Social Policy & Administration

How women get a raw deal in pandemic

How women get a raw deal in pandemic

There is the need to segregate-what many economists have emphasised on, distinguishing between paid and unpaid work and its impact on women (their agency) in context to patriarchal (social) power structure.

Author

Deepanshu Mohan, Associate Professor of Economics and Director, Centre for New Economics Studies (CNES), Jindal School of Liberal Arts and Humanities, O.P. Jindal Global University, Sonipat, Haryana, India.

Summary

When crises strike, deep-rooted structural inequities in different socio-political and socioeconomic forms, tend to exacerbate. A pandemic-spread with lockdowns freezing economic activity and human mobility has already made conditions of the economically vulnerable more disparate. A substantive hidden cost of the crises — apart from the poor — is also likely to disproportionately impact women — across social fault-lines of class, caste, ethnicity and gender. To understand how acutely women have been affected by the twin-shocks, a series of questions merit attention and closer scrutiny.

Social Context

First, it requires a need to understand the broader socio-economic context (of high gender inequality) in which the current crises hit India. One must also interpret the extent to which crises are (re)defining the nature and form of work and its future, making millions of women (even those who do have a job) to Work From Home (WFH), and being expected to manage greater household responsibilities or “care-roles” in a society embedded with cultures of patriarchy. Thirdly, the impact of such changes in (re)imagining the traditional distinction between paid and unpaid work for women.

Even before the pandemic, a high degree of gender inequality in India’s (un)employment landscape and a low female-male workforce participation rate were subjects of concern for the contracting economy.
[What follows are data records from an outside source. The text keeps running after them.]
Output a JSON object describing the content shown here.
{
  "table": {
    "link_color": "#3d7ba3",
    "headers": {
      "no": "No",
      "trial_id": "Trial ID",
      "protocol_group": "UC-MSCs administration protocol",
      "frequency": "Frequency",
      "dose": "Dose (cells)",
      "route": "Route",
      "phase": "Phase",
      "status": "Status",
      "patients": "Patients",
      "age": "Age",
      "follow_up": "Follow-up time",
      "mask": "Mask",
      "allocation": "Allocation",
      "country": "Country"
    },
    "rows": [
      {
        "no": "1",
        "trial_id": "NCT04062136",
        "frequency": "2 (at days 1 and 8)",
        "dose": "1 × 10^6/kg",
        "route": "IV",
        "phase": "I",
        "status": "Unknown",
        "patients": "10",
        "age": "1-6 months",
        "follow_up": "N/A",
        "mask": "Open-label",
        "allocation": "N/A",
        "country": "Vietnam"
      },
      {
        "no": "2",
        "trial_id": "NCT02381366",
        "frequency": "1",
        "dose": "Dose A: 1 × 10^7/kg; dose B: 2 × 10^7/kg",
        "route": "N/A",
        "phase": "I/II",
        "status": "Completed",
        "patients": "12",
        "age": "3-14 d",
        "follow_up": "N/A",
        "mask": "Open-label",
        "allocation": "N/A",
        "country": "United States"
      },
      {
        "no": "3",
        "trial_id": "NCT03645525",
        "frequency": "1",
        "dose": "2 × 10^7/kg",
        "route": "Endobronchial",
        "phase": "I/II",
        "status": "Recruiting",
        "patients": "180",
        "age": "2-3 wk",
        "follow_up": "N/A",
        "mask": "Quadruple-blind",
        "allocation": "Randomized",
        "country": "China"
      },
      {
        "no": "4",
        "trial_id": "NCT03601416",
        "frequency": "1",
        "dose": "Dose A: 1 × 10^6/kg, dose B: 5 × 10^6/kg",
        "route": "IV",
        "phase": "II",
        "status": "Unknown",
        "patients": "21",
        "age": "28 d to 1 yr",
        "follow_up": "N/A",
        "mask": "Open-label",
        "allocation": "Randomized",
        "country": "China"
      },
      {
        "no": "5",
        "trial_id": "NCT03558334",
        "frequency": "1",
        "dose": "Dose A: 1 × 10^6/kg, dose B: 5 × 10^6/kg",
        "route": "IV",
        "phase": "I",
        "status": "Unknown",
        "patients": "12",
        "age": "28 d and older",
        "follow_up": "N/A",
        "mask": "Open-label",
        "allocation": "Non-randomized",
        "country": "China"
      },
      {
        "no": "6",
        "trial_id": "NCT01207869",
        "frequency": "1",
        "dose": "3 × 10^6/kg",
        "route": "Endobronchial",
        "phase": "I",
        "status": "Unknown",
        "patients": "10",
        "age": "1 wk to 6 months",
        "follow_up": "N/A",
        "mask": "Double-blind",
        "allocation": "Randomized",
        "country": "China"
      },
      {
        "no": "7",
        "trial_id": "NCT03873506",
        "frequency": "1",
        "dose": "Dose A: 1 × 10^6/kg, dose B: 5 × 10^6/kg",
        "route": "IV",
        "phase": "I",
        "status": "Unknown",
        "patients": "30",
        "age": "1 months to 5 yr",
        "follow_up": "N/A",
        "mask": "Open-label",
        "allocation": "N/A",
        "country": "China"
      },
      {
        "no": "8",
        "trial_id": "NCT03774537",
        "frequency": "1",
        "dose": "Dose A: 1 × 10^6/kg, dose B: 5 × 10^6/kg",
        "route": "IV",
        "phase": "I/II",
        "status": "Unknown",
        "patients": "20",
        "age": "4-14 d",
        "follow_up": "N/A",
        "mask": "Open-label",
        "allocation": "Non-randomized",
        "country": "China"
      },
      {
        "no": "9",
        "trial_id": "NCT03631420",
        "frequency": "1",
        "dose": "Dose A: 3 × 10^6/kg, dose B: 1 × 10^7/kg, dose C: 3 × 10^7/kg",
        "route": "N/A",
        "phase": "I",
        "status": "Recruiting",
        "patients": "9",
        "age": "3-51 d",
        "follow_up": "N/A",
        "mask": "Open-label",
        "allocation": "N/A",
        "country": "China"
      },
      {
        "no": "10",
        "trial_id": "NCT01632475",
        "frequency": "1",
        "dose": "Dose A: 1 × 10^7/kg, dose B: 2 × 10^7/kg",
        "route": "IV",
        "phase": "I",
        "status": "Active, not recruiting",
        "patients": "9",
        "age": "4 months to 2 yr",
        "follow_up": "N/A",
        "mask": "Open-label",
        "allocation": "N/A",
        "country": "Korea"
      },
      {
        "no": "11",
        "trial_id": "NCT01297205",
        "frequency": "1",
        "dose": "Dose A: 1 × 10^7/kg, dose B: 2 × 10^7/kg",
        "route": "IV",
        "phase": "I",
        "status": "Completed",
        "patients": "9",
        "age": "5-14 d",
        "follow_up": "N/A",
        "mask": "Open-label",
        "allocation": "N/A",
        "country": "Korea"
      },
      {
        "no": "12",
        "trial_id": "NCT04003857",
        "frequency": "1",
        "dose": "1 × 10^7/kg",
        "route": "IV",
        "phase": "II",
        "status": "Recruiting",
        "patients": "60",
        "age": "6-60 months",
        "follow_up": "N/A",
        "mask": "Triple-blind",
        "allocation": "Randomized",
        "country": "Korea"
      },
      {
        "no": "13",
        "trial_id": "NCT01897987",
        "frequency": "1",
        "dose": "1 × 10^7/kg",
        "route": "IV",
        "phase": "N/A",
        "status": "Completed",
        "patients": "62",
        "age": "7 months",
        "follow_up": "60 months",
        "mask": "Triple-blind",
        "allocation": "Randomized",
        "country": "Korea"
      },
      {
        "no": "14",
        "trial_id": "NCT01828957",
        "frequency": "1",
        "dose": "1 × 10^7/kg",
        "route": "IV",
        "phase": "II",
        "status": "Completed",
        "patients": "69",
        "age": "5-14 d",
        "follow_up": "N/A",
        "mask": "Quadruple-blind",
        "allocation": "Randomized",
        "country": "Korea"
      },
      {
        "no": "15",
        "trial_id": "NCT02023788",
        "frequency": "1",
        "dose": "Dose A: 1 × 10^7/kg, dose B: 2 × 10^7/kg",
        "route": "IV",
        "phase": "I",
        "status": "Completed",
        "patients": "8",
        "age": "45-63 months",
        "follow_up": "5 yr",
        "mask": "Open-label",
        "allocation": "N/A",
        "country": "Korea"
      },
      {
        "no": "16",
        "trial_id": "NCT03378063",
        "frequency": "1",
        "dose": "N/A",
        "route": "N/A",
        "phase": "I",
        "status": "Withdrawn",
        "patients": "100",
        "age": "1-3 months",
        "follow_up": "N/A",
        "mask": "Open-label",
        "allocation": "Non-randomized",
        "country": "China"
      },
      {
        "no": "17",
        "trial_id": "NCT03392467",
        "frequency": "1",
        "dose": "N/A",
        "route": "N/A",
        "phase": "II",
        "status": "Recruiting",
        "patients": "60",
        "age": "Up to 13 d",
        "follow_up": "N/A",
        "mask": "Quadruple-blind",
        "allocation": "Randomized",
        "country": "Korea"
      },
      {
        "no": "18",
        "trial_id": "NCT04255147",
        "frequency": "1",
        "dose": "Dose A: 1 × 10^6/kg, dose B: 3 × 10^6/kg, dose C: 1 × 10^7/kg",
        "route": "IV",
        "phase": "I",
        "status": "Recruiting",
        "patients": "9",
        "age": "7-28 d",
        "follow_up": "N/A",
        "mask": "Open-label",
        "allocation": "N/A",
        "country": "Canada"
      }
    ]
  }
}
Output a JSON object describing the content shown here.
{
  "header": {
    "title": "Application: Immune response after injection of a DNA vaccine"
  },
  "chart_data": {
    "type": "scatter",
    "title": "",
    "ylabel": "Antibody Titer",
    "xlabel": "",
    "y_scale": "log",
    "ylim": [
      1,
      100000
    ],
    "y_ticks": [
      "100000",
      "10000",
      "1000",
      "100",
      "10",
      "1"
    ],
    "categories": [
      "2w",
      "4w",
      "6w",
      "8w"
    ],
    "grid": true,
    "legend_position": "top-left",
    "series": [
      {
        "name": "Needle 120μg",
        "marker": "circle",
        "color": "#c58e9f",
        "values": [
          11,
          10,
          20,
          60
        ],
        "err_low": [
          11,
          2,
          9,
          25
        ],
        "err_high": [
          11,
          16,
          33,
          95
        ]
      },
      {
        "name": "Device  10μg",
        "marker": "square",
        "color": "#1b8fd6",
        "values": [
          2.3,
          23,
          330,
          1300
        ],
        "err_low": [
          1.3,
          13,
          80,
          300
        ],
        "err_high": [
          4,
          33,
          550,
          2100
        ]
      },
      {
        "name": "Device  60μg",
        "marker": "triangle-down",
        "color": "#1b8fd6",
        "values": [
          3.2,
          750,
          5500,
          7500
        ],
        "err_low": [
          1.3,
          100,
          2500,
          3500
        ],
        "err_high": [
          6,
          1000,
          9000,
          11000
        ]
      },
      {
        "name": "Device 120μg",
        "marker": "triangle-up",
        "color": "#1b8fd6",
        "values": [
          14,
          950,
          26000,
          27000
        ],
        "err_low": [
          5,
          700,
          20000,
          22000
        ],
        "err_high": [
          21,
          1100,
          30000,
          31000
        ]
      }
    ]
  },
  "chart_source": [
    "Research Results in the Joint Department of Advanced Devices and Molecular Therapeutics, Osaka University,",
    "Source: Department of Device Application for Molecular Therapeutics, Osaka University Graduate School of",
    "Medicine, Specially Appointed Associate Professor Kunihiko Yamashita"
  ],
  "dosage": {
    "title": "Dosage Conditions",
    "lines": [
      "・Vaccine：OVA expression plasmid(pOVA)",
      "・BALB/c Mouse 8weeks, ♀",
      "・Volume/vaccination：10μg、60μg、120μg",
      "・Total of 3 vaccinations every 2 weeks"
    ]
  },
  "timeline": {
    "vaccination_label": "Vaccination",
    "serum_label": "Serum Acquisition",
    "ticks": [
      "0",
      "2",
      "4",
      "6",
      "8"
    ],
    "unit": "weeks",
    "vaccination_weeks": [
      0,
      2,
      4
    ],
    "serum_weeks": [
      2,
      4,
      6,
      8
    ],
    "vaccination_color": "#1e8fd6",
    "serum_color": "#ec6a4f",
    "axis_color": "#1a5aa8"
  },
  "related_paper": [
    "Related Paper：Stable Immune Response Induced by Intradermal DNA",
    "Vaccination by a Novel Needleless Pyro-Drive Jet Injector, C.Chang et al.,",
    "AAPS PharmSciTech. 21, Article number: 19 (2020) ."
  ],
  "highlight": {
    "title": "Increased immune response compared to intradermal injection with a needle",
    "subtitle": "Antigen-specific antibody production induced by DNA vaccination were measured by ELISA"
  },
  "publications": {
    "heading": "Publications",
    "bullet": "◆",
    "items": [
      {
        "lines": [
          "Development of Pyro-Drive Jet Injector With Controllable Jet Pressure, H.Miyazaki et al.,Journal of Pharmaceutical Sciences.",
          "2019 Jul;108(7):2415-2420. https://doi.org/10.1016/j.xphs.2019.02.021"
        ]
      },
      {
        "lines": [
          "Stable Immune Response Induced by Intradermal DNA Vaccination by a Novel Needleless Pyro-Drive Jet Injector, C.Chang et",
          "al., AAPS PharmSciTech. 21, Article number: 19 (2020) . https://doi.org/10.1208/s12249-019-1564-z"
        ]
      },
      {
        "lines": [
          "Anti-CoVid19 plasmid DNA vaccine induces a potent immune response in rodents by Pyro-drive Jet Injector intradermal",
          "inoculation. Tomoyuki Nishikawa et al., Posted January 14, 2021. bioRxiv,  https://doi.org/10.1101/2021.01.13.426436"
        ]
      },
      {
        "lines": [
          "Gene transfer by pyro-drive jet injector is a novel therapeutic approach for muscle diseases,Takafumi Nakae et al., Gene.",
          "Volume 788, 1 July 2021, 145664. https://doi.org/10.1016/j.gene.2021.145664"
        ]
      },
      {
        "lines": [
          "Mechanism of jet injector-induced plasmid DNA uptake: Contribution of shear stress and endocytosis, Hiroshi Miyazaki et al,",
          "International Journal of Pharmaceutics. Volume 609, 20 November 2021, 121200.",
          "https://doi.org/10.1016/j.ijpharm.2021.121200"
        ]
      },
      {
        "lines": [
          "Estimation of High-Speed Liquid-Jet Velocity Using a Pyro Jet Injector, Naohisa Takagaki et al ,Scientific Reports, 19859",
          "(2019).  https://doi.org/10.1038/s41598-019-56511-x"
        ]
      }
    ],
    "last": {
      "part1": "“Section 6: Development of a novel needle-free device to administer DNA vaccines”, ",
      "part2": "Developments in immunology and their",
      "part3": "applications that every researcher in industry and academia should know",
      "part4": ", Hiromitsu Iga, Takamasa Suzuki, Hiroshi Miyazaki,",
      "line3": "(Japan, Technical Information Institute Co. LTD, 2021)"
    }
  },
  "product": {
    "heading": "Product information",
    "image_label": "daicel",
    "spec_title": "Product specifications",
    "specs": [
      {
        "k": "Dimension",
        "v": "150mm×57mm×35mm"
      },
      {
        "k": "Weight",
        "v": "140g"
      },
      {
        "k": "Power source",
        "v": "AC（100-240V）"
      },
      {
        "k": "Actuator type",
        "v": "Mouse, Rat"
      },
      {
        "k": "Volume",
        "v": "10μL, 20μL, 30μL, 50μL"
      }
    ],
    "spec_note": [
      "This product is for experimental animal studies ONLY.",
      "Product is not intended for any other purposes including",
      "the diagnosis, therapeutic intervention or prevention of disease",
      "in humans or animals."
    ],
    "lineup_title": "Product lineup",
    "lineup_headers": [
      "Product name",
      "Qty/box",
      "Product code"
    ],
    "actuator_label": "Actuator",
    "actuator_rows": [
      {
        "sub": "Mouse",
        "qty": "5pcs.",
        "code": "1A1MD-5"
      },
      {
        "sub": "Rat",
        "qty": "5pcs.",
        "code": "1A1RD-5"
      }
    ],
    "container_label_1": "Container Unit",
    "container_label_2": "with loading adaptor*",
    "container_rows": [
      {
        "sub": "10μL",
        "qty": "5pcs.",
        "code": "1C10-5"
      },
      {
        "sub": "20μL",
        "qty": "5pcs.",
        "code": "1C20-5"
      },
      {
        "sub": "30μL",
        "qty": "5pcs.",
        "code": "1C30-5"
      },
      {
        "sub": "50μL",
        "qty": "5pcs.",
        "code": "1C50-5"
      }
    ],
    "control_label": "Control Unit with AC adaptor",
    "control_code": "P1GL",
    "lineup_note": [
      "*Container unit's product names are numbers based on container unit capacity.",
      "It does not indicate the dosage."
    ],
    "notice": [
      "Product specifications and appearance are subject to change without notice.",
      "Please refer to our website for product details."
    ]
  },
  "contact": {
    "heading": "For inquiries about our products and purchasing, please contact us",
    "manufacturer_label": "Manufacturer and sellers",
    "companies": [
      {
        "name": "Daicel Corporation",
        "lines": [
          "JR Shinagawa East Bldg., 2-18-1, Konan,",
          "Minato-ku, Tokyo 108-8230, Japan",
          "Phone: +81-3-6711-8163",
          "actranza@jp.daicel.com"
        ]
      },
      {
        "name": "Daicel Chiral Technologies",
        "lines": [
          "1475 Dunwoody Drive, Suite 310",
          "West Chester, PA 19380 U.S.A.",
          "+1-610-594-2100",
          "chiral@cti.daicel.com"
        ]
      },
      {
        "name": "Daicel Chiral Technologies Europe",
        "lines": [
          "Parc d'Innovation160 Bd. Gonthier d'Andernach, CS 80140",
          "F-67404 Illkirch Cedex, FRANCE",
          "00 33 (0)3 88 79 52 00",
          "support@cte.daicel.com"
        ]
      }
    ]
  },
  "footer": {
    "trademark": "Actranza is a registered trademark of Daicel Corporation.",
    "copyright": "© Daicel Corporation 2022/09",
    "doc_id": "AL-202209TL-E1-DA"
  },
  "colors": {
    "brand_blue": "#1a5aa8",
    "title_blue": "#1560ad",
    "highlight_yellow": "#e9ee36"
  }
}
Constituting more than half of the overall population, women have been employed in the unorganized-informal landscape across the rural and urban economy.

Even in unemployment numbers of the organised (formal) sector, more than 44 per cent of those unemployed features females (vs. males), out of which 25 per cent included unemployed women with advanced education, 16.2 per cent with intermediate levels of education, and roughly 3 per cent with basic education. The proportion of unemployed (educated) females in urban areas is far higher than males. The current crises are also likely to push many girls out of school as schooling remains suspended and access to digital learning is infrastructurally poor in most of India.